Il a fallu 3 ans. 3 ans d'une longue et intense traque pour enfin débusquer cet animal mythique : le crocodile de région parisienne. Un animal fuyant qui ne sort qu'aux périodes de Noël et qui évitait jusqu'alors toutes mes embuscades au bac à gibiers de Auchan. Mes pièges ne se sont pas révélés tout à fait inutiles puisqu'ils ont tout de même permis d'autres prises intéressantes : kangourou et zèbre il y a 2 ans, dromadaire retors en 2013 et même cette année un lama urbain, une espèce endémique de Bordeaux, le plus dur n'étant pas de le repérer mais de le faire monter dans le tram.

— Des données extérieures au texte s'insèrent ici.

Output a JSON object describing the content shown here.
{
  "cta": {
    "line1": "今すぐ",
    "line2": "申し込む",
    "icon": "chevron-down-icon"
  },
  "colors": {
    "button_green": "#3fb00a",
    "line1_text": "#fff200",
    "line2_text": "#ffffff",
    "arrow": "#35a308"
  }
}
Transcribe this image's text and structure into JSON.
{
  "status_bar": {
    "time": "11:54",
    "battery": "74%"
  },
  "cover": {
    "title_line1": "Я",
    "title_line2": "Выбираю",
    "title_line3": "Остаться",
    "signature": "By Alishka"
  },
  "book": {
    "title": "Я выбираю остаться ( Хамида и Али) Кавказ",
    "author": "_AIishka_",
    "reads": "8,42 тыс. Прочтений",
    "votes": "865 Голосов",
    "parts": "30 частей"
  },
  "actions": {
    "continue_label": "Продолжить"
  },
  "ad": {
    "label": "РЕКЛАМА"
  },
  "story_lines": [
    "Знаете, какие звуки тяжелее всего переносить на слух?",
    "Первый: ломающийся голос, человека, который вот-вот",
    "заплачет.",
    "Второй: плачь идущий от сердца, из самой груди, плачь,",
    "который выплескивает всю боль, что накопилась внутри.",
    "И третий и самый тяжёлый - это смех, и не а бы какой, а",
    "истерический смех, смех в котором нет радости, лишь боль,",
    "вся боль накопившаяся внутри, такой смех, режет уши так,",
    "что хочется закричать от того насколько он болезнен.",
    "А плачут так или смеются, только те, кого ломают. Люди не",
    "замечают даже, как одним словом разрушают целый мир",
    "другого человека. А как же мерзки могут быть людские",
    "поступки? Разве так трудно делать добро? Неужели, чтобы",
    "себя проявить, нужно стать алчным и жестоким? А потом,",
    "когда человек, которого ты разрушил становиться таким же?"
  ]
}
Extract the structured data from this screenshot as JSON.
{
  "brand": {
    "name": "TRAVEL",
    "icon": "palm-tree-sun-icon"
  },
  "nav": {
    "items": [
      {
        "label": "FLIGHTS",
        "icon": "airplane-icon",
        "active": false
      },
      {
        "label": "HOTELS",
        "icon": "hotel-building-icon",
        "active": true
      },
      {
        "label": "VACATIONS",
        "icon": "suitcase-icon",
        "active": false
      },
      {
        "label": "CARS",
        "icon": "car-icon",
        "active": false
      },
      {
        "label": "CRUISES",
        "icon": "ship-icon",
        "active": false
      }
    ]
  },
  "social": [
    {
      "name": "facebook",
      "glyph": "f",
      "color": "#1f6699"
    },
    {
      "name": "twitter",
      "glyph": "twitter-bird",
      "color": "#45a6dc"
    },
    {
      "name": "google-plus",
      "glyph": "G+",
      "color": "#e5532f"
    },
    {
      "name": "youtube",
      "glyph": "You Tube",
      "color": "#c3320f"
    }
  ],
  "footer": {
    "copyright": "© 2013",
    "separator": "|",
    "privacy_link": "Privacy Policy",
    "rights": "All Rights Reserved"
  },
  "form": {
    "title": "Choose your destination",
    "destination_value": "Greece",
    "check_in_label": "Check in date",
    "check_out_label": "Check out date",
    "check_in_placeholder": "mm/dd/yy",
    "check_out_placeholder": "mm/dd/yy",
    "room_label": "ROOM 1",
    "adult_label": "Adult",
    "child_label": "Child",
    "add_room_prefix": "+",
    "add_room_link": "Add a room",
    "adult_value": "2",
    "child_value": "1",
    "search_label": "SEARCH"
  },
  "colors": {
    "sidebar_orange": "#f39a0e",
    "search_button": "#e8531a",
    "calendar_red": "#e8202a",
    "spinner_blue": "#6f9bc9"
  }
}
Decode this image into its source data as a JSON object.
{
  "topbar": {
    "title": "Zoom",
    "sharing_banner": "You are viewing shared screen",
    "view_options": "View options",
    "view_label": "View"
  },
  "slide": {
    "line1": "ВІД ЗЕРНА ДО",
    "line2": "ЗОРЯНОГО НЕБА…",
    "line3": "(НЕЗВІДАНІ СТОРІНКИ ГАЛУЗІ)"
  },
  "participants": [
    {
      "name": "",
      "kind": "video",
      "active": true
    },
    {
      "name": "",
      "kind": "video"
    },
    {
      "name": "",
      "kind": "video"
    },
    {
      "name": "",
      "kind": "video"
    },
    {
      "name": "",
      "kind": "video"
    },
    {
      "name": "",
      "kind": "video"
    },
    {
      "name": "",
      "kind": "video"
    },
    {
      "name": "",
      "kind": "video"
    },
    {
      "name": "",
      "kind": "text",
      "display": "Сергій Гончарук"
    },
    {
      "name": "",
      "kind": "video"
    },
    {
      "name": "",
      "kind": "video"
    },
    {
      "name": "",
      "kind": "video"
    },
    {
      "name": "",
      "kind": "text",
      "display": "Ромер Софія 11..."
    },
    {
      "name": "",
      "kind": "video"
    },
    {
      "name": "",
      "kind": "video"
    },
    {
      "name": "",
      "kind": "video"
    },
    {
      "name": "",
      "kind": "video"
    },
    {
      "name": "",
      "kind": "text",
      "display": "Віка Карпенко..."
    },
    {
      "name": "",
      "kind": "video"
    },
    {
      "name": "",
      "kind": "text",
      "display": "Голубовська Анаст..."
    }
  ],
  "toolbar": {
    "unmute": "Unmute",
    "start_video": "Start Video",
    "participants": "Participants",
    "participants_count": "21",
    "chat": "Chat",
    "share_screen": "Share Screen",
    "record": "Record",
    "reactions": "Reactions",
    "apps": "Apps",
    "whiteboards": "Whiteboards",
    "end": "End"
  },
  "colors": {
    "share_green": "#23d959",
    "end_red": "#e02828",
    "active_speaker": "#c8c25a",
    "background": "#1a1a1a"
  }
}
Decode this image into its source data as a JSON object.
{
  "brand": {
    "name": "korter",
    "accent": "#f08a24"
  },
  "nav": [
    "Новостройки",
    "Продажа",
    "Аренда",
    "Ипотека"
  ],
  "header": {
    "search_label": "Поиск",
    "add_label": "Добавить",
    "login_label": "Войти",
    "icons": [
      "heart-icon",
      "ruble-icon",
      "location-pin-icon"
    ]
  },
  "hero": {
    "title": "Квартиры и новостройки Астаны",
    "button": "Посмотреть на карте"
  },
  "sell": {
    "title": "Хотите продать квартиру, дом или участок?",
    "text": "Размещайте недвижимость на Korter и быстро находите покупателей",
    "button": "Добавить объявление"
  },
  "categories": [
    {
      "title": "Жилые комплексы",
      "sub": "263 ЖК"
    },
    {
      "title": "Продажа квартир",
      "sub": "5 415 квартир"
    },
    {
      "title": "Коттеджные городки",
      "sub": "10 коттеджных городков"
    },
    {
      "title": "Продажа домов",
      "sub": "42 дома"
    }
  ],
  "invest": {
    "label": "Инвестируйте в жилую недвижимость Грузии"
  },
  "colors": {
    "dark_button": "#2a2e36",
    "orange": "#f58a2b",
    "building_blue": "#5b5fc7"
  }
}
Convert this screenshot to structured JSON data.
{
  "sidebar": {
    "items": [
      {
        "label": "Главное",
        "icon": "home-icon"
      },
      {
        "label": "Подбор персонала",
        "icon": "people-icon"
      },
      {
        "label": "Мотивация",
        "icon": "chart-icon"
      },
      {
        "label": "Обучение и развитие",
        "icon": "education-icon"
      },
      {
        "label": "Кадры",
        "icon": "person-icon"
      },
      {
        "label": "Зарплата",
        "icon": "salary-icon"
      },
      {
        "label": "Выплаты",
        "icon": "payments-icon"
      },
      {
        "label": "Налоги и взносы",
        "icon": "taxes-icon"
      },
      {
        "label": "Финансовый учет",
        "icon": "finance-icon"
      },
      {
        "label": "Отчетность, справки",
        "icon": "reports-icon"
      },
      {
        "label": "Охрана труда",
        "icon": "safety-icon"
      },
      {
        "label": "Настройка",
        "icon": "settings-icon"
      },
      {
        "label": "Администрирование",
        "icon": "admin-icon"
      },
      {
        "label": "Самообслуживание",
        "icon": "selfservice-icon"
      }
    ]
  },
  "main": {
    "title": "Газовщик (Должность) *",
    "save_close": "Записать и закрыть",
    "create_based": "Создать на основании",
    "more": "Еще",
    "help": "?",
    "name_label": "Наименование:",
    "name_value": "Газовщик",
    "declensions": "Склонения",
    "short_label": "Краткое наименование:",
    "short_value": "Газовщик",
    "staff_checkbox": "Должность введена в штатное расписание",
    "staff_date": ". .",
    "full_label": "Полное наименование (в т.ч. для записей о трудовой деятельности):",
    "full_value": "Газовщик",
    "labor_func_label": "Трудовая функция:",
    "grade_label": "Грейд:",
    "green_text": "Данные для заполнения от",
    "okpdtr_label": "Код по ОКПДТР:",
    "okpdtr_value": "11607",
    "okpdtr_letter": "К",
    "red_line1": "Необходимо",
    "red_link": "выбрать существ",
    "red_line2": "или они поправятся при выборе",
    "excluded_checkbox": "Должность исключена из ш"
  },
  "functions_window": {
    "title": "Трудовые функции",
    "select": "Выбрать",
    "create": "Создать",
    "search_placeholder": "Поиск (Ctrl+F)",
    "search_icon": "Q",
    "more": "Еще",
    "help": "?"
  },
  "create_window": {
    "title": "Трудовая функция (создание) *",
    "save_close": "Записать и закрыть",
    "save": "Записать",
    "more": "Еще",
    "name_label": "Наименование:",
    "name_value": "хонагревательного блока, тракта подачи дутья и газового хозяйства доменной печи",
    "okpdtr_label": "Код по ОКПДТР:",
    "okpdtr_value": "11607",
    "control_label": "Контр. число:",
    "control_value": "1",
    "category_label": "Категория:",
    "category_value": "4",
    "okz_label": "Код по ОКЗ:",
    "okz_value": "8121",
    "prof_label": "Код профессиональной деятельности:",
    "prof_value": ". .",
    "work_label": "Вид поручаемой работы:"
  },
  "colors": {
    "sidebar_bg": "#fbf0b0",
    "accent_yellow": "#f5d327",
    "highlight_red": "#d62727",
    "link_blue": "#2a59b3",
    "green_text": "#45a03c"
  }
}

Un chasseur sachant chasser

Un chasseur sachant chasser

 

Comme toujours avec les gibiers exotiques Maître Jacques, la viande capturée est certes discrète mais peu vivace, déjà piégée sous vide avec une sauce. Directement prête à l'emploi. Un peu trop d'ailleurs, car d'expérience la marinade en plus de permettre de cacher certaines choses, masque le goût parfois subtil de ces viandes spéciales. Quel est l’intérêt de débusquer du crocodile si c'est pour qu'il ressemble à n'importe quelle autre viande en sauce ?

Le crocodile sauvage aime se cacher sous la sauce pour approcher ses proies

Le crocodile sauvage aime se cacher sous la sauce pour approcher ses proies

 

Le crocodile vient malheureusement avec une sauce curry vert aux arômes marqués bien à même d'annihiler toute autre saveur. Un fantastique prédateur à la mâchoire puissante, doublé du plus évolué des reptiles avec son cœur à 4 cavités, traité comme un vulgaire poulet thaï... Une fin presque aussi honteuse que de finir fourré de bric-à-brac en bandoulière d'une riche. Un choix de sauce d'autant plus regrettable que l'animal vient d'Afrique du Sud et la sauce d'Asie.

Schnappi, das kleine Krokodil

Schnappi, das kleine Krokodil

 

La marinade à une forte odeur de citronnelle et la première priorité est de s'en débarrasser. Direction le robinet. Le crocodile est une viande blanche et ressemble beaucoup à du poulet, en un peu plus pâle. D'ailleurs on parle aussi de filet. Elle se laisse facilement découper et semble très peu grasse. Les anciens conseillent de la préparer à la poêle, une dizaine de minute, ce qui semble trop vu l'épaisseur des morceaux et l'action de la marinade.

C’est bourré de vitamines, mais ça a un goût de chiottes ?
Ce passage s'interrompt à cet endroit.